Tengah malam, ia merasakan kakinya ditarik, tubuhnya digeser, dan suara orang mengomel. Pelan, Maira membuka kelopak matanya.
"Aaaa, orang c***l, tolooong ...," pekik Maira saat melihat seorang laki-laki hanya memakai kaos singlet saja sedang mendorong tubuhnya. Karena gerakan yang terlalu kasar, Maira seketika terjerembab.
"Berisik! Bisa diam nggak sih? Lama-lama tetangga pada datang buat demo kalau kamu berisik melulu seperti ini," ketus seseorang itu membuat Maira mengerjap. Tak lama, ruangan yang tadi gelap gulita karena Maira yang mematikan lampu jadi terang benderang setelah ia menekan stopkontak. Maira pun terperangah saat mendapati Evan di kamarnya.
"Om, ngapain Om berada di kamarku?" sentak Maira kesal. Untung saja ia memakai baju tidur yang sopan, pikirnya.
"Mau tidurlah, kau pikir mau apa? Mau nananina?" balas Evan sewot.
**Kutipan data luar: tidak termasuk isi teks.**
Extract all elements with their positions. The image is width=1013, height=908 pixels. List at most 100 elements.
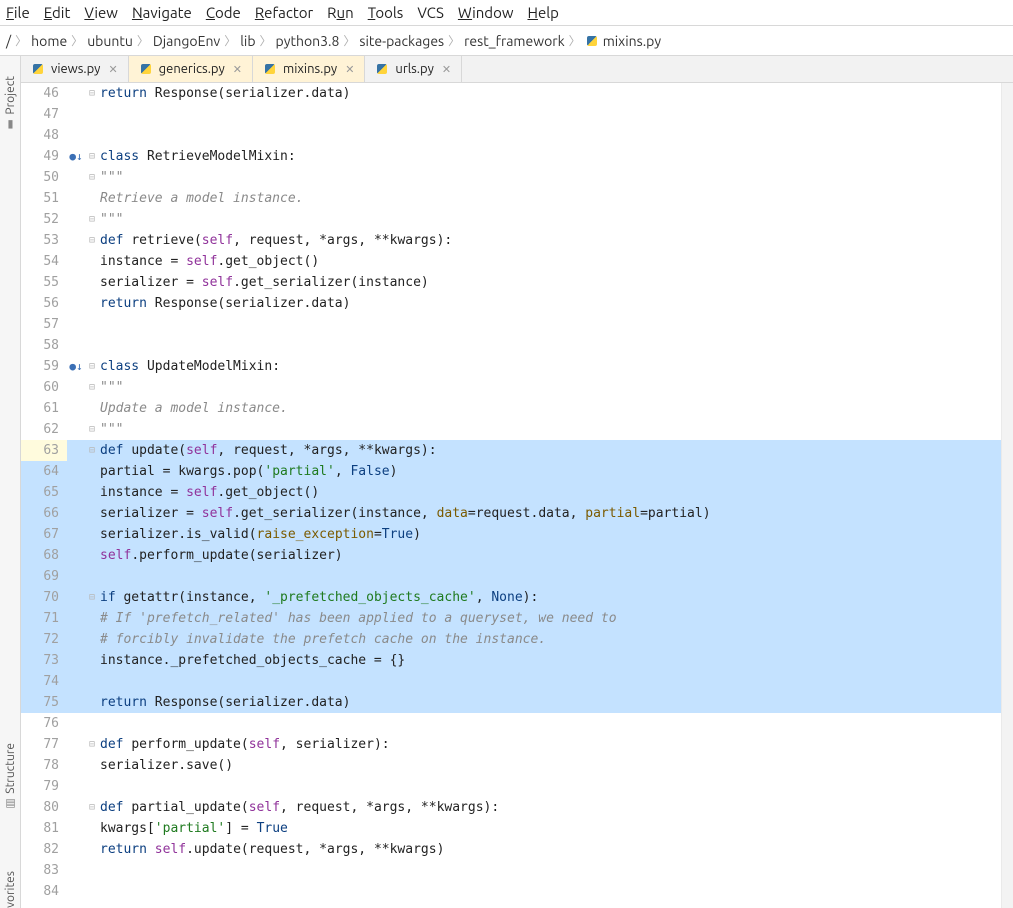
code-line[interactable]: 77⊟ def perform_update(self, serializer)… <box>21 734 1001 755</box>
fold-toggle[interactable]: ⊟ <box>85 167 99 188</box>
line-number[interactable]: 70 <box>21 587 67 608</box>
tab-mixins[interactable]: mixins.py ✕ <box>253 56 365 82</box>
code-line[interactable]: 63⊟ def update(self, request, *args, **k… <box>21 440 1001 461</box>
fold-toggle[interactable]: ⊟ <box>85 734 99 755</box>
gutter-marker[interactable]: ●↓ <box>67 146 85 167</box>
code-text[interactable] <box>99 860 1001 881</box>
menu-code[interactable]: Code <box>206 4 241 21</box>
code-text[interactable] <box>99 713 1001 734</box>
line-number[interactable]: 52 <box>21 209 67 230</box>
code-text[interactable]: return Response(serializer.data) <box>99 692 1001 713</box>
gutter-marker[interactable] <box>67 839 85 860</box>
tab-views[interactable]: views.py ✕ <box>21 56 129 82</box>
code-text[interactable]: def partial_update(self, request, *args,… <box>99 797 1001 818</box>
code-text[interactable]: instance = self.get_object() <box>99 251 1001 272</box>
code-text[interactable]: """ <box>99 419 1001 440</box>
menu-vcs[interactable]: VCS <box>417 4 444 21</box>
gutter-marker[interactable] <box>67 377 85 398</box>
code-line[interactable]: 83 <box>21 860 1001 881</box>
code-line[interactable]: 47 <box>21 104 1001 125</box>
gutter-marker[interactable] <box>67 587 85 608</box>
menu-run[interactable]: Run <box>327 4 354 21</box>
line-number[interactable]: 58 <box>21 335 67 356</box>
line-number[interactable]: 75 <box>21 692 67 713</box>
code-line[interactable]: 54 instance = self.get_object() <box>21 251 1001 272</box>
breadcrumb-file[interactable]: mixins.py <box>585 32 661 49</box>
line-number[interactable]: 83 <box>21 860 67 881</box>
gutter-marker[interactable] <box>67 251 85 272</box>
fold-toggle[interactable] <box>85 629 99 650</box>
code-text[interactable] <box>99 335 1001 356</box>
menu-file[interactable]: File <box>6 4 30 21</box>
code-line[interactable]: 46⊟ return Response(serializer.data) <box>21 83 1001 104</box>
close-icon[interactable]: ✕ <box>233 63 242 76</box>
gutter-marker[interactable] <box>67 776 85 797</box>
close-icon[interactable]: ✕ <box>442 63 451 76</box>
gutter-marker[interactable] <box>67 734 85 755</box>
line-number[interactable]: 56 <box>21 293 67 314</box>
gutter-marker[interactable] <box>67 209 85 230</box>
breadcrumb-item[interactable]: rest_framework <box>464 33 565 49</box>
code-line[interactable]: 81 kwargs['partial'] = True <box>21 818 1001 839</box>
fold-toggle[interactable] <box>85 566 99 587</box>
gutter-marker[interactable] <box>67 125 85 146</box>
gutter-marker[interactable] <box>67 524 85 545</box>
code-line[interactable]: 72 # forcibly invalidate the prefetch ca… <box>21 629 1001 650</box>
code-line[interactable]: 51 Retrieve a model instance. <box>21 188 1001 209</box>
fold-toggle[interactable] <box>85 545 99 566</box>
fold-toggle[interactable] <box>85 608 99 629</box>
gutter-marker[interactable] <box>67 440 85 461</box>
code-line[interactable]: 61 Update a model instance. <box>21 398 1001 419</box>
line-number[interactable]: 68 <box>21 545 67 566</box>
code-text[interactable]: partial = kwargs.pop('partial', False) <box>99 461 1001 482</box>
gutter-marker[interactable] <box>67 335 85 356</box>
code-text[interactable]: serializer.save() <box>99 755 1001 776</box>
fold-toggle[interactable] <box>85 524 99 545</box>
line-number[interactable]: 63 <box>21 440 67 461</box>
fold-toggle[interactable] <box>85 314 99 335</box>
code-line[interactable]: 60⊟ """ <box>21 377 1001 398</box>
code-text[interactable]: class UpdateModelMixin: <box>99 356 1001 377</box>
gutter-marker[interactable] <box>67 482 85 503</box>
fold-toggle[interactable] <box>85 251 99 272</box>
gutter-marker[interactable] <box>67 83 85 104</box>
breadcrumb-item[interactable]: ubuntu <box>87 33 133 49</box>
line-number[interactable]: 53 <box>21 230 67 251</box>
gutter-marker[interactable] <box>67 692 85 713</box>
code-line[interactable]: 66 serializer = self.get_serializer(inst… <box>21 503 1001 524</box>
code-text[interactable]: return self.update(request, *args, **kwa… <box>99 839 1001 860</box>
code-text[interactable]: Update a model instance. <box>99 398 1001 419</box>
tool-window-favorites[interactable]: vorites <box>4 871 17 908</box>
code-line[interactable]: 80⊟ def partial_update(self, request, *a… <box>21 797 1001 818</box>
line-number[interactable]: 78 <box>21 755 67 776</box>
code-text[interactable]: serializer = self.get_serializer(instanc… <box>99 272 1001 293</box>
gutter-marker[interactable] <box>67 293 85 314</box>
code-text[interactable] <box>99 671 1001 692</box>
code-line[interactable]: 73 instance._prefetched_objects_cache = … <box>21 650 1001 671</box>
gutter-marker[interactable] <box>67 545 85 566</box>
code-text[interactable]: serializer.is_valid(raise_exception=True… <box>99 524 1001 545</box>
gutter-marker[interactable] <box>67 797 85 818</box>
code-line[interactable]: 58 <box>21 335 1001 356</box>
gutter-marker[interactable] <box>67 419 85 440</box>
line-number[interactable]: 81 <box>21 818 67 839</box>
gutter-marker[interactable] <box>67 272 85 293</box>
fold-toggle[interactable]: ⊟ <box>85 146 99 167</box>
menu-window[interactable]: Window <box>458 4 514 21</box>
code-text[interactable]: """ <box>99 167 1001 188</box>
fold-toggle[interactable] <box>85 104 99 125</box>
line-number[interactable]: 84 <box>21 881 67 902</box>
fold-toggle[interactable] <box>85 713 99 734</box>
code-line[interactable]: 65 instance = self.get_object() <box>21 482 1001 503</box>
line-number[interactable]: 77 <box>21 734 67 755</box>
fold-toggle[interactable] <box>85 839 99 860</box>
line-number[interactable]: 51 <box>21 188 67 209</box>
code-line[interactable]: 67 serializer.is_valid(raise_exception=T… <box>21 524 1001 545</box>
code-line[interactable]: 53⊟ def retrieve(self, request, *args, *… <box>21 230 1001 251</box>
code-line[interactable]: 74 <box>21 671 1001 692</box>
fold-toggle[interactable] <box>85 671 99 692</box>
code-line[interactable]: 62⊟ """ <box>21 419 1001 440</box>
code-line[interactable]: 79 <box>21 776 1001 797</box>
gutter-marker[interactable] <box>67 461 85 482</box>
breadcrumb-item[interactable]: lib <box>240 33 255 49</box>
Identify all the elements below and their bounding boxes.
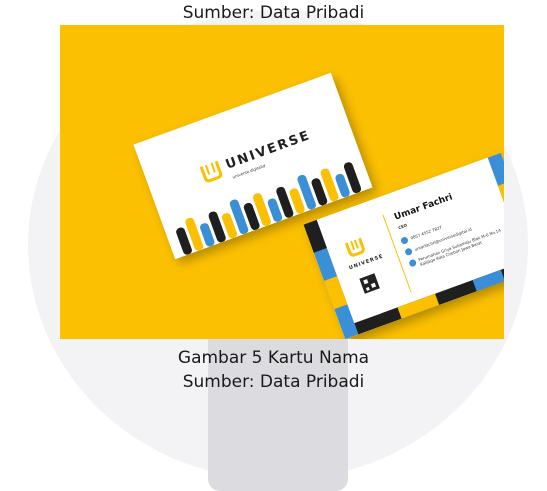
figure-source: Sumber: Data Pribadi	[182, 372, 365, 392]
business-card-photo: UNIVERSE universe.digitalid UNIVERSE Uma…	[60, 25, 504, 339]
universe-logo-icon	[199, 160, 223, 183]
front-logo-word: UNIVERSE	[223, 127, 313, 173]
figure-caption: Gambar 5 Kartu Nama	[177, 348, 370, 368]
top-caption: Sumber: Data Pribadi	[182, 3, 365, 23]
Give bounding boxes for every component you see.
Ia naik ke atas kasur dan membaringkan tubuhnya sesuka hati membuat Maira semakin kesal.
"Nananina apaan? Gaje banget jadi orang," sahut Maira dongkol. "Om, ngapain tidur di situ? Turun! Ini tempat tidur aku," usir Maira yang sudah berdiri di samping tempat tidur.
"Udah, nggak usah berisik. Tinggal tidur aja kok ribet banget. Toh kita udah nikah. Mau tidur sekamar, udah halal. Malah ngelakuin lebih dari itu pun boleh. Atau kamu mau kita membuat pahala?"
"Ooom, iya, tau, aku belum amnesia kalo kita udah nikah. Tapi kita itu nikah karena terpaksa. Bukan karena cinta. Aku pun terpaksa nikah sama Om yang jelas-jelas udah tua pun karena ancaman Om. Jadi tolonglah, ya, nggak usah bikin aku makin stres. Sekarang aja aku udah stres berat, tau Om. Tiba-tiba nikah. Mana nikahnya sama orang lebih tua. Kita itu lebih cocok jadi bapak dan anak tau nggak sih, Om," omel Maira panjang kali lebar membuat Evan melotot.
"Apa? Jadi maksud kamu aku udah tua, begitu?" sewot Evan tidak terima dengan apa yang Maira katakan.
"Kan emang kenyataannya begitu jadi terima aja fakta sebenarnya."
Kesal terus berdebat dengan Maira, Evan pun menarik selimut dan menutup seluruh tubuhnya. Beginilah kalau melawan cewek, ras terkuat di muka bumi, mau berkilah bagaimana pun tetap saja kalah dan salah.
"Om, kok malah tidur ih? Pindah sana. Tidur di luar sana."
"Ogah."
"Om, ayolah, aku mau tidur. Besok masih mesti kerja. Om kok tega banget sih."
"Kalau mau tidur ya tidur aja. Ribet banget. Udah, diem. Jangan berisik."
"Om pikir aku senang berantem kayak gini? Om, ayolah, gimana aku mau tidur, kalau kasurnya aja muat badan Om semua. Kasur aku itu nggak gede. Sementara badan Om gede, terus aku tidur di mana?"
Evan membuka selimut yang menutupi seluruh tubuhnya. Ditatapnya Maira yang tampak kelelahan. Ia pun menghembuskan nafas kasar.
"Ya sudah, nih tidur." Evan akhirnya mengalah
"Yeay. Makasih, Om."
"Tapi ada syaratnya?"
"Hah, syarat?" Maira mengerjapkan mata.
"Ya. Mulai besok kita akan tinggal di apartemenku. Tak ada penolakan. No debat!" ucap Evan cepat saat Maira hendak membantah. Setelah itu, ia pun keluar dari kamar Maira yang kini sedang mengomel kesal. Evan melangkah ke sofa ruang tamu sambil menyeringai. Namun, seringainya tiba-tiba hilang saat pasukan nyamuk mulai menyerang.
"Nyamuk sialan. Ini rumah apa kandang nyamuk sih?" geram Evan saat nyamuk-nyamuk berdenging di sekitar telinga dan menggigit bagian tubuhnya yang terbuka.